Ahora sabemos más que nunca que esas cosas no se debían ocultar. Que la única manera de impedir que
las atrocidades se repitan, y que el horror se instale como un huésped eterno en una sociedad, es dejar que
la literatura y el arte cuenten su verdad y ayuden a la comunidad a mantener la vigilancia. Porque no es
solamente la vigilancia de unos partidos, la vigilancia sobre un Estado propenso a la injusticia y poroso
para la corrupción, sino la vigilancia sobre la condición humana.

Lo que hacían en ese momento en Ceylán, en el Valle del Cauca, los conservadores, en otra parte lo
hicieron después los liberales, más tarde lo hicieron los guerrilleros, y finalmente lo hicieron con renovada
crueldad los paramilitares, bien ayudados por el Estado, precisamente porque somos el país de la
memoria borrada, del pasado escindido, el país del silencio obligatorio y de la conciencia trunca. Y el arte
está ahí, entre tantas cosas para ayudarnos a no perder la memoria y a no extraviarnos en la locura de la
indiferencia, que incuba y prepara siempre las masacres por venir.

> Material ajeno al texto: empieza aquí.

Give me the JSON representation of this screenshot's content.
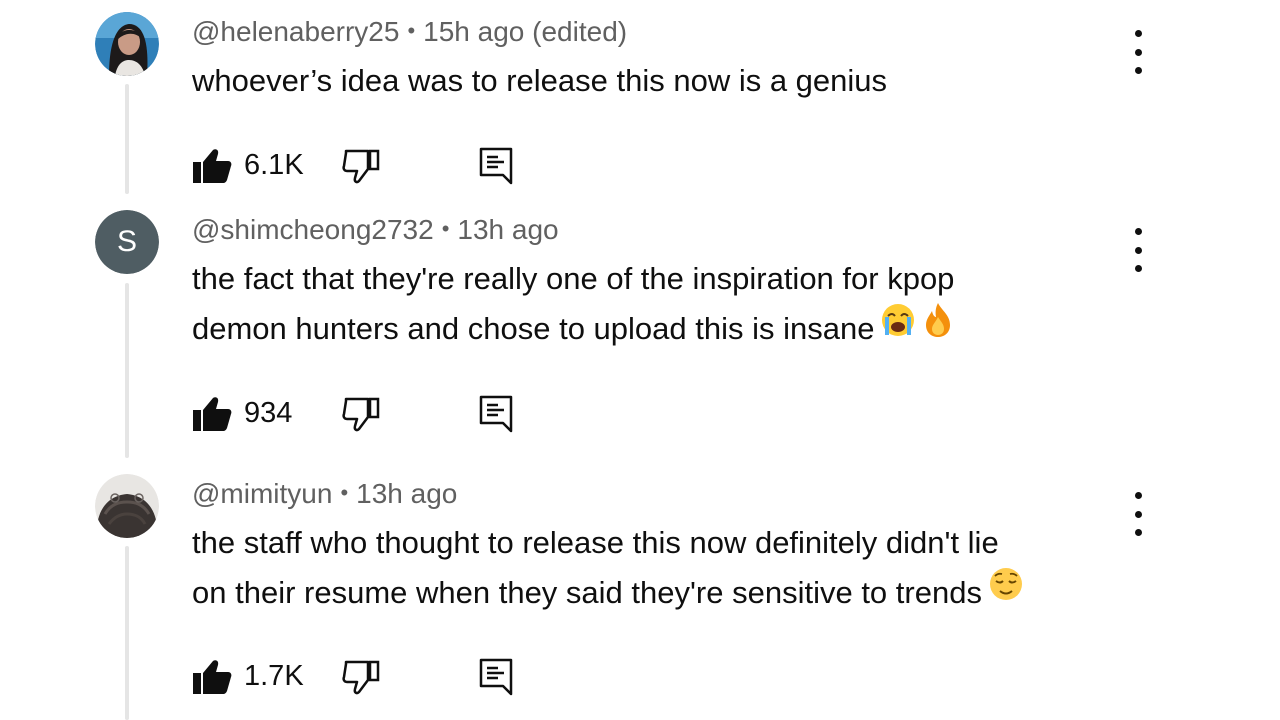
{
  "comments": [
    {
      "handle": "@helenaberry25",
      "separator": "•",
      "time": "15h ago (edited)",
      "lines": [
        "whoever’s idea was to release this now is a genius"
      ],
      "likes": "6.1K",
      "avatar": {
        "type": "photo",
        "icon": "woman-portrait"
      }
    },
    {
      "handle": "@shimcheong2732",
      "separator": "•",
      "time": "13h ago",
      "lines": [
        "the fact that they're really one of the inspiration for kpop",
        "demon hunters and chose to upload this is insane"
      ],
      "emojis": [
        "loudly-crying-face",
        "fire"
      ],
      "likes": "934",
      "avatar": {
        "type": "letter",
        "letter": "S",
        "color": "#4f5d63"
      }
    },
    {
      "handle": "@mimityun",
      "separator": "•",
      "time": "13h ago",
      "lines": [
        "the staff who thought to release this now definitely didn't lie",
        "on their resume when they said they're sensitive to trends"
      ],
      "emojis": [
        "relieved-face"
      ],
      "likes": "1.7K",
      "avatar": {
        "type": "photo",
        "icon": "dark-hair-portrait"
      }
    }
  ],
  "icons": {
    "like": "thumbs-up-filled",
    "dislike": "thumbs-down-outline",
    "reply": "reply-comment",
    "menu": "more-vertical"
  },
  "colors": {
    "text": "#0f0f0f",
    "meta": "#606060",
    "thread_line": "#e5e5e5"
  }
}
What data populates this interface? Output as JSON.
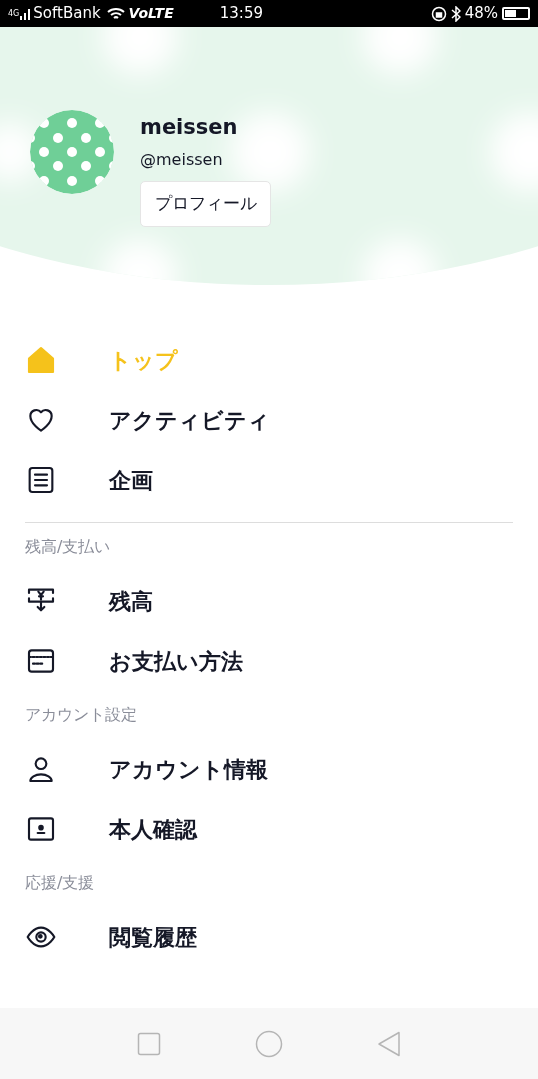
{
  "status_bar": {
    "network": "4G",
    "carrier": "SoftBank",
    "volte": "VoLTE",
    "time": "13:59",
    "battery": "48%"
  },
  "profile": {
    "name": "meissen",
    "handle": "@meissen",
    "button": "プロフィール"
  },
  "menu": [
    {
      "label": "トップ",
      "selected": true
    },
    {
      "label": "アクティビティ",
      "selected": false
    },
    {
      "label": "企画",
      "selected": false
    }
  ],
  "sections": [
    {
      "title": "残高/支払い",
      "items": [
        {
          "label": "残高",
          "selected": false
        },
        {
          "label": "お支払い方法",
          "selected": false
        }
      ]
    },
    {
      "title": "アカウント設定",
      "items": [
        {
          "label": "アカウント情報",
          "selected": false
        },
        {
          "label": "本人確認",
          "selected": false
        }
      ]
    },
    {
      "title": "応援/支援",
      "items": [
        {
          "label": "閲覧履歴",
          "selected": false
        }
      ]
    }
  ]
}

Da miedo leer las sesenta páginas siguientes. Pero sé que es preciso leerlas, y leer Carretera al mar (1954)
de Tulio Bayer, y leer Lo que el cielo no perdona (1954) de Fidel Blandón Berrío, y Siervo sin tierra (1954)
de Eduardo Caballero Calderón, y Chambú (1948) de Guillermo Edmundo Chaves, y Cóndores no
entierran todos los días (1972) de Gustavo Álvarez Gardeazábal, y leer La mala hora de Gabriel García
Márquez, todas las grandes novelas de la violencia colombiana, desde El día del odio de José Antonio
Lizarazo hasta La resignada paz de las astromelias (2002) de Rubén Darío Zapata Yepes. Y leer todos los
libros testimoniales que se han escrito valientemente en las últimas décadas, empezando por La violencia
en Colombia de monseñor Germán Guzmán y Eduardo Umaña Luna; leer los hermosos y poderosos libros
de Alfredo Molano, y los valientes libros de Arturo Alape, y los incontables libros con que el talento y la
conciencia de Colombia han querido vacunarnos contra el horror, salvarnos de la locura, que, como decía
Schopenhauer, es la pérdida de la memoria.

Esta novela, Viento seco, de Daniel Caicedo, tiene sesenta años, está cumpliendo sesenta años. Veinte años
menos de los que está cumpliendo la violencia en Colombia, que ha recibido tantos nombres a lo largo del
tiempo, pero que algún día recibirá su nombre verdadero.

Y la razón principal por la cual conviene leer todo esto, no es para atizar odios, ni para perpetuar
resentimientos, ni para buscar culpables, ni para cazar brujas, sino para saber a qué atenernos frente a la
condición humana, para entender que somos humanos, y que, como decía Wells, “nadie puede ser nada
peor”.

Que por eso el Estado no puede jugar al juego espantoso de seguir favoreciendo intereses privados, que la
fuerza del Estado no está para maltratar a los ciudadanos ni para castigarlos por sus opiniones ni para
perseguirlos por sus creencias ni para ofenderlos por pensar distinto.

Que el Estado está para aplicar y hacer respetar unas leyes nacidas del consenso, que de verdad
representen un contrato social, que sean una respuesta a las necesidades y sean dictadas en defensa de los
derechos de las mayorías.

Da miedo leer las otras sesenta páginas. Pero debe dar más miedo no leerlas.